İşçi ücretinin, belirlenen günlerde değil de çok sonraları geciktirilerek ödenmesi olayı, çalışma yaşamında kangrenleşmiş bir sorundur. Ödemelerde birkaç günlük gecikme olabileceği gibi ayları bulan geç maaş ödemesi gibi örnekler yaşanıyor.
Ücretlerini zamanında alamayan işçilerin yaptığı eylemleri de duyuyoruz. Bu nedenle işyeri işgalleri, çatılara-köprülere çıkan işçiler, iş yavaşlatarak veya iş bırakarak fiili greve yönelen işçi eylemi örnekleri çoktur.
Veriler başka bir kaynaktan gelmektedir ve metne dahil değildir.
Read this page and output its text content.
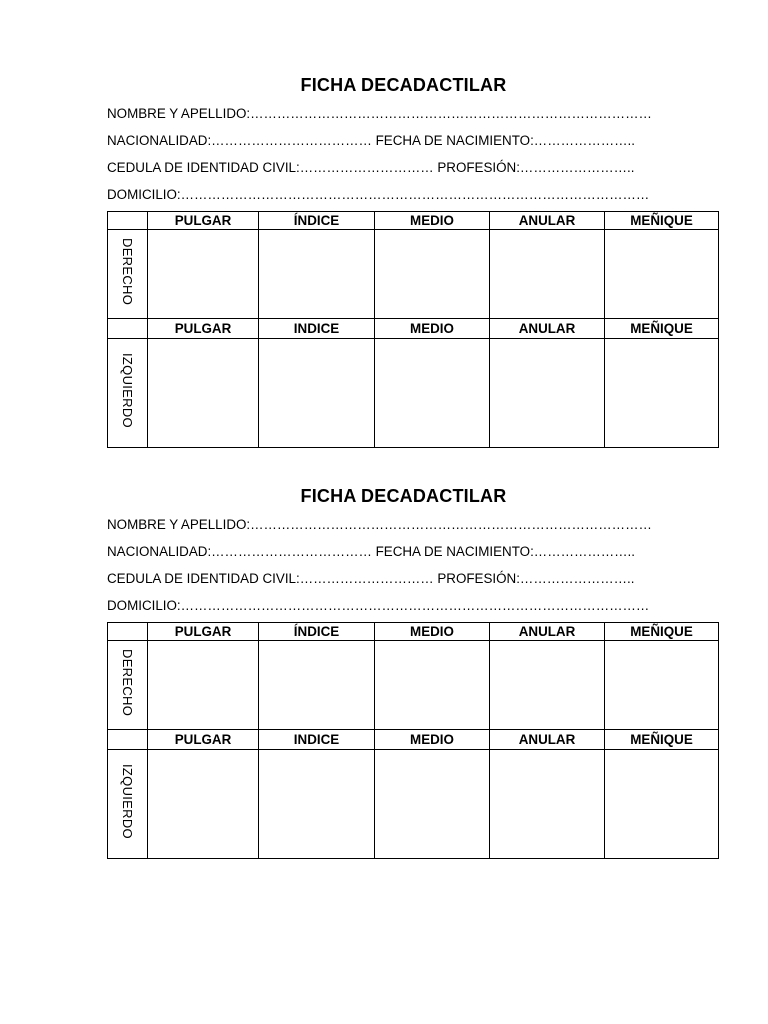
FICHA DECADACTILAR
NOMBRE Y APELLIDO:………………………………………………………………………………
NACIONALIDAD:……………………………… FECHA DE NACIMIENTO:…………………..
CEDULA DE IDENTIDAD CIVIL:………………………… PROFESIÓN:……………………..
DOMICILIO:……………………………………………………………………………………………
	PULGAR	ÍNDICE	MEDIO	ANULAR	MEÑIQUE
DERECHO					
	PULGAR	INDICE	MEDIO	ANULAR	MEÑIQUE
IZQUIERDO					
FICHA DECADACTILAR
NOMBRE Y APELLIDO:………………………………………………………………………………
NACIONALIDAD:……………………………… FECHA DE NACIMIENTO:…………………..
CEDULA DE IDENTIDAD CIVIL:………………………… PROFESIÓN:……………………..
DOMICILIO:……………………………………………………………………………………………
	PULGAR	ÍNDICE	MEDIO	ANULAR	MEÑIQUE
DERECHO					
	PULGAR	INDICE	MEDIO	ANULAR	MEÑIQUE
IZQUIERDO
Peki, patronlar geç ödemeyi neden yapıyor? Öyle ki bu haksız davranışı alışkanlık haline getiren işyerleri ve patron örnekleri çoktur. Taşeron işyerleri bu konuda haklı bir ün sahibidir. Patronlar herhangi bir gerekçeyle bunu yapabiliyor. En tanıdık gerekçe asıl işverenden ödeme alamadıkları ya da banka işlemlerinde hata olduğu açıklamasıdır. Belirlenmiş maaş gününde değil de birkaç gün sonra ödeme yapılacağı açıklamasıyla da bazen durum idare edilir.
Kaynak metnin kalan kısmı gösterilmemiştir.